Mittelschwaebische Nachrichten

Worüber wir nicht berichten

- VON STEFAN REINBOLD redaktion@mittelschw­aebische-nachrichte­n.de

Vor Kurzem meldete sich ein Leser bei uns, um uns darauf aufmerksam zu machen, dass ein Mitglied der Skinheadgr­uppierung „Voice of Anger“in unserem Verbreitun­gsgebiet einen Laden eröffnet habe. Das Portal „Allgäu rechtsauße­n“hatte den Fall aufgegriff­en. Er wollte wissen, ob nicht die Leser unserer Zeitung auch darüber informiert werden müssten.

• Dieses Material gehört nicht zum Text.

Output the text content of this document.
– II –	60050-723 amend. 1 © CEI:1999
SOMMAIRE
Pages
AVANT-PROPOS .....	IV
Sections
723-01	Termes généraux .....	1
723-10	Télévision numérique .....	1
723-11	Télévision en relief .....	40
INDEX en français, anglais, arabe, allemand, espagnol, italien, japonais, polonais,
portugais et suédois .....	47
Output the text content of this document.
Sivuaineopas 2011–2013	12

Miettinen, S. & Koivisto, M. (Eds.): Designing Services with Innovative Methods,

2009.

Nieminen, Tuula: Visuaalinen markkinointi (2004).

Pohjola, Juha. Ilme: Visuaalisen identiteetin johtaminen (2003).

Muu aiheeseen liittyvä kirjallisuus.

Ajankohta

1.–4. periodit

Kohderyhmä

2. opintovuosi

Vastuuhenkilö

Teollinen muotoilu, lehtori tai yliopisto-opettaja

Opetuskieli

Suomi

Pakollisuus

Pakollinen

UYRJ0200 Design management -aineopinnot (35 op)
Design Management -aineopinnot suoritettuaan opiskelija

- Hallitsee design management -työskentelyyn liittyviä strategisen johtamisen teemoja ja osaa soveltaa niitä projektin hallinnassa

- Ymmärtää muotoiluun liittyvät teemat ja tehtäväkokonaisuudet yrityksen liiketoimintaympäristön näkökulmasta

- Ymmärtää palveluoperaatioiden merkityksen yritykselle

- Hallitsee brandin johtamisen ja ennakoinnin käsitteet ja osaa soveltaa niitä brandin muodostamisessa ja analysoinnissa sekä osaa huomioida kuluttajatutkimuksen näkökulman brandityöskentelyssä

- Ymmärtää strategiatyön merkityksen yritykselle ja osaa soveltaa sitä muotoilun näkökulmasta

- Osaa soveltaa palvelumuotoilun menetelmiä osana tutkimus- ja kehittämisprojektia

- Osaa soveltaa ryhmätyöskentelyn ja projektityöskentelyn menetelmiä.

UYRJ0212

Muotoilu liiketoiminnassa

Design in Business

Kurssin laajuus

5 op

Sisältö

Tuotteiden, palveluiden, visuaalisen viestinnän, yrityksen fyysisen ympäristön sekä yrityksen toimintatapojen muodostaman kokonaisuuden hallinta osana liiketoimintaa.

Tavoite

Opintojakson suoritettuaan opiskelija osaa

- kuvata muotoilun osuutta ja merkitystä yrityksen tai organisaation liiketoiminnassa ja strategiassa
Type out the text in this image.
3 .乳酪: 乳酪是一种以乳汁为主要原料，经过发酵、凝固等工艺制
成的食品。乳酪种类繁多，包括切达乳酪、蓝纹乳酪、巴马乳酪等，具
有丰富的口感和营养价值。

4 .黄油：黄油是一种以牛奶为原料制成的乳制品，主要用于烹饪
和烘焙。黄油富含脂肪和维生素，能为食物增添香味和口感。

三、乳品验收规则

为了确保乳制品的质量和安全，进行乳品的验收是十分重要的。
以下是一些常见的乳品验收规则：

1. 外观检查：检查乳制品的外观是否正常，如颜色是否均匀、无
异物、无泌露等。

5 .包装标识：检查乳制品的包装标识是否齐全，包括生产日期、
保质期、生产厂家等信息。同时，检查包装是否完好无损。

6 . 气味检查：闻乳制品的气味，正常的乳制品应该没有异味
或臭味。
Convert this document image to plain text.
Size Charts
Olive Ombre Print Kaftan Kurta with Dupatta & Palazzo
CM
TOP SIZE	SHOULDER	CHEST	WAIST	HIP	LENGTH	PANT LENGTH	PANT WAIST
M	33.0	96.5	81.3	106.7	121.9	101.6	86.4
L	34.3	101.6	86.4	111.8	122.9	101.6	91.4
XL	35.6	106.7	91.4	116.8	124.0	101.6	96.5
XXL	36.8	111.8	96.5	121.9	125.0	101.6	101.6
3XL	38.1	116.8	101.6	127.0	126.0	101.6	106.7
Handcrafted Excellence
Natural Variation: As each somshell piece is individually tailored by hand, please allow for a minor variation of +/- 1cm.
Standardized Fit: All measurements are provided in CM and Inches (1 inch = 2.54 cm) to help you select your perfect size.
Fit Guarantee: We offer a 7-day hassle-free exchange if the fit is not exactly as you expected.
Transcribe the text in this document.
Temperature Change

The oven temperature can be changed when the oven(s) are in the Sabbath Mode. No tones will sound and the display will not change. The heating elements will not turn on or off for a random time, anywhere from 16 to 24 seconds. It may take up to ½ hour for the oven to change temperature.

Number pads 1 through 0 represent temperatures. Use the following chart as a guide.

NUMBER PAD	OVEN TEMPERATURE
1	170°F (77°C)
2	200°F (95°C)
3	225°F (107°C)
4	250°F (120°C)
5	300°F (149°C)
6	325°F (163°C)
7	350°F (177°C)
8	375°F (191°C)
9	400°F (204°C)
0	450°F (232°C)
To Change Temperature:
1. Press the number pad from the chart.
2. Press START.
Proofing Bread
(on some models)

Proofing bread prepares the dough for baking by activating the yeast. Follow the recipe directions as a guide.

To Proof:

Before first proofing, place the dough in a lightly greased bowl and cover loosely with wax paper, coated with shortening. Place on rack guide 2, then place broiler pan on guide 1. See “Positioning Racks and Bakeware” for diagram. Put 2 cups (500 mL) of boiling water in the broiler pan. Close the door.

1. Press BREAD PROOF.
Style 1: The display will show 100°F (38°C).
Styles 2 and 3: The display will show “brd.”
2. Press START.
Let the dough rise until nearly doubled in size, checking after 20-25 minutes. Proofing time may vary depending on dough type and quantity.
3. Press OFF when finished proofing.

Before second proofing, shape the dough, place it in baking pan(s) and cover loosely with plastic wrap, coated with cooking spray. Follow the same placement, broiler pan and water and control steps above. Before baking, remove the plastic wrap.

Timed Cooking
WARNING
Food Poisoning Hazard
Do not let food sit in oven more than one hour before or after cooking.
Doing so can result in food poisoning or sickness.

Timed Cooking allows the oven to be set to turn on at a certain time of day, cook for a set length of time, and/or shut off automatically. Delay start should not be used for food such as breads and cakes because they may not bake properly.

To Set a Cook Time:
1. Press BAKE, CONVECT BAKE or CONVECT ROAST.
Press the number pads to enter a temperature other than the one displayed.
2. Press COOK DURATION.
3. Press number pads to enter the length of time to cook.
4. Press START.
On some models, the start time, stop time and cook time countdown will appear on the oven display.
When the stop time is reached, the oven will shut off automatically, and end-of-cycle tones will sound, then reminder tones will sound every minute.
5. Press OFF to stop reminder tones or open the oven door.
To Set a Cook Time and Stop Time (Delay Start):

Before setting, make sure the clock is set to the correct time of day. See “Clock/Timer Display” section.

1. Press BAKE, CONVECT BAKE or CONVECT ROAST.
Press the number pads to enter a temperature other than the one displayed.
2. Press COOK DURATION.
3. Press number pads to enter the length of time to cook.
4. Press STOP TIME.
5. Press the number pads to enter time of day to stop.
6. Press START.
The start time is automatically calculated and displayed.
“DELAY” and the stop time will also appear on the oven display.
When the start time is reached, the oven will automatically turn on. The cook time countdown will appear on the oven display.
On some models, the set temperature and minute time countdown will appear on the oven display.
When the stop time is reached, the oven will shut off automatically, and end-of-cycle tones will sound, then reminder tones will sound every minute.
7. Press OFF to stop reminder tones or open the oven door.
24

Zunächst hatten wir genau dies im Sinn. Doch bei der weiteren Recherche kamen Zweifel auf.

Inwieweit die Gesinnung des Ladenbetre­ibers noch auf dem Boden des Rechtsstaa­ts steht, ist angesichts seiner Mitgliedsc­haft bei „Voice of Anger“sicher fraglich. Aber es macht doch einen Unterschie­d, ob jemand tatsächlic­h Straftaten begeht oder einfach nur einen gewissen Habitus pflegt, der zwar fragwürdig sein mag, aber eben nicht strafbar ist. Es ist bekannt, dass sich der Verfassung­sschutz mit „Voice of Anger“beschäftig­t. Das ist auch gut so. Dass Menschen im direkten Umfeld wachsam sind, ist sogar noch besser. Somit belegt dieser Vorgang, dass die Zivilgesel­lschaft in diesem Teil des Landes bestens funktionie­rt.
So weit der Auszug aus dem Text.